We expect the government to continue its focus on education and skill development that have been the highlights of the previous budget. We have following expectation from the government regarding the issue:
Allocation for National Skill Development Corporation to increase.
Increasing R&D expenditure to at least 1% of the GDP.
The weighted deduction of 150% of the expenses incurred on scientific research should be extended to all the sectors.

At present market is trading at 16 thousand to 17 thousand ranges. The valuation seems to be overstretched. If we look at the Asian peers the India market looks overvalued.
The run up in the market due to excitement and liquidity has brought the market into overvalued territory. Too much of euphoria and expectation has been build in the price.
We are expecting too much from the government. Government has their limitation. So when there will be any short fall in the fulfilment of the expectation market will move into downward spiral. Any increase in interest in India and USA may bring down the price in first quarter.
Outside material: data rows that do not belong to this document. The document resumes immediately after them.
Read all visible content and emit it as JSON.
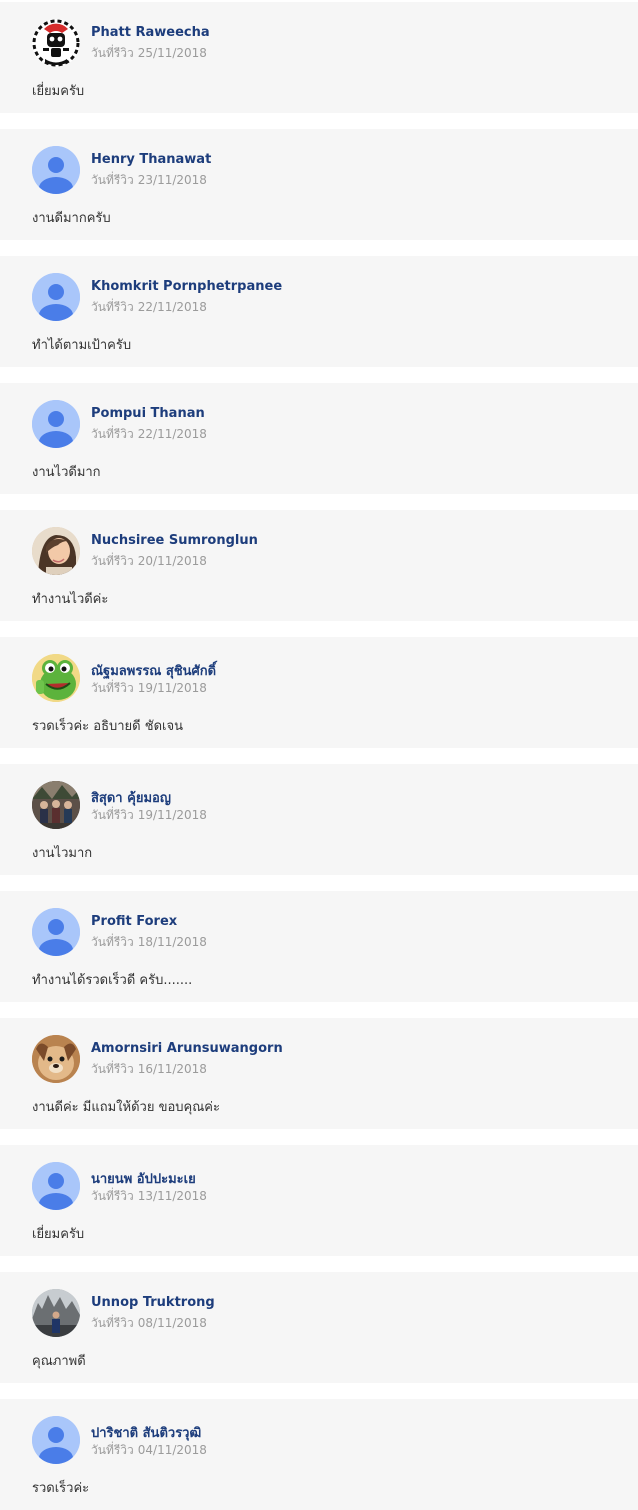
{
  "date_label": "วันที่รีวิว",
  "reviews": [
    {
      "name": "Phatt Raweecha",
      "date": "25/11/2018",
      "text": "เยี่ยมครับ",
      "avatar": "robot-avatar"
    },
    {
      "name": "Henry Thanawat",
      "date": "23/11/2018",
      "text": "งานดีมากครับ",
      "avatar": "default-avatar"
    },
    {
      "name": "Khomkrit Pornphetrpanee",
      "date": "22/11/2018",
      "text": "ทำได้ตามเป้าครับ",
      "avatar": "default-avatar"
    },
    {
      "name": "Pompui Thanan",
      "date": "22/11/2018",
      "text": "งานไวดีมาก",
      "avatar": "default-avatar"
    },
    {
      "name": "Nuchsiree Sumronglun",
      "date": "20/11/2018",
      "text": "ทำงานไวดีค่ะ",
      "avatar": "portrait-woman-avatar"
    },
    {
      "name": "ณัฐมลพรรณ สุชินศักดิ์",
      "date": "19/11/2018",
      "text": "รวดเร็วค่ะ อธิบายดี ชัดเจน",
      "avatar": "cartoon-frog-avatar"
    },
    {
      "name": "สิสุดา คุ้ยมอญ",
      "date": "19/11/2018",
      "text": "งานไวมาก",
      "avatar": "group-photo-avatar"
    },
    {
      "name": "Profit Forex",
      "date": "18/11/2018",
      "text": "ทำงานได้รวดเร็วดี ครับ.......",
      "avatar": "default-avatar"
    },
    {
      "name": "Amornsiri Arunsuwangorn",
      "date": "16/11/2018",
      "text": "งานดีค่ะ มีแถมให้ด้วย ขอบคุณค่ะ",
      "avatar": "dog-avatar"
    },
    {
      "name": "นายนพ อัปปะมะเย",
      "date": "13/11/2018",
      "text": "เยี่ยมครับ",
      "avatar": "default-avatar"
    },
    {
      "name": "Unnop Truktrong",
      "date": "08/11/2018",
      "text": "คุณภาพดี",
      "avatar": "landmark-photo-avatar"
    },
    {
      "name": "ปาริชาติ สันติวรวุฒิ",
      "date": "04/11/2018",
      "text": "รวดเร็วค่ะ",
      "avatar": "default-avatar"
    }
  ],
  "colors": {
    "card_background": "#f6f6f6",
    "name": "#1d3d7c",
    "date": "#9b9b9b",
    "text": "#333333",
    "default_avatar_bg": "#a9c6fa",
    "default_avatar_fg": "#4a7de8"
  }
}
Post budget we expect market to come down to the rational level. We feel there could be correction of 20% post budget. As there could be no trigger post budget to feed the speculator.
The big bang disinvestment if got started after budget will suck liquidity from the market, which will lead to curtailment of funds available for the secondary market.

We expect following sector to benefit from the budget:
Agriculture and allied activity
Education sector
Farm equipments

We feel investor should take extra caution while taking position in Index heavy weight and small cap sector at this juncture. Cash is always a good alternative because market always throws good opportunities. If one has cash he or she can avail the opportunity thrown.

We expect post budget stock specific stories to rule. Market may not give return but good story on certain stock will add glitter to ones portfolio. The flow of news regarding certain company `s disinvestment will pull the interest of market participant rather than the Sensex or Nifty stock. Budget is going to usher in a new era of development. The budget is going to be a pragmatic budget which will try to bring down fiscal deficit at the same time reduce income tax burden.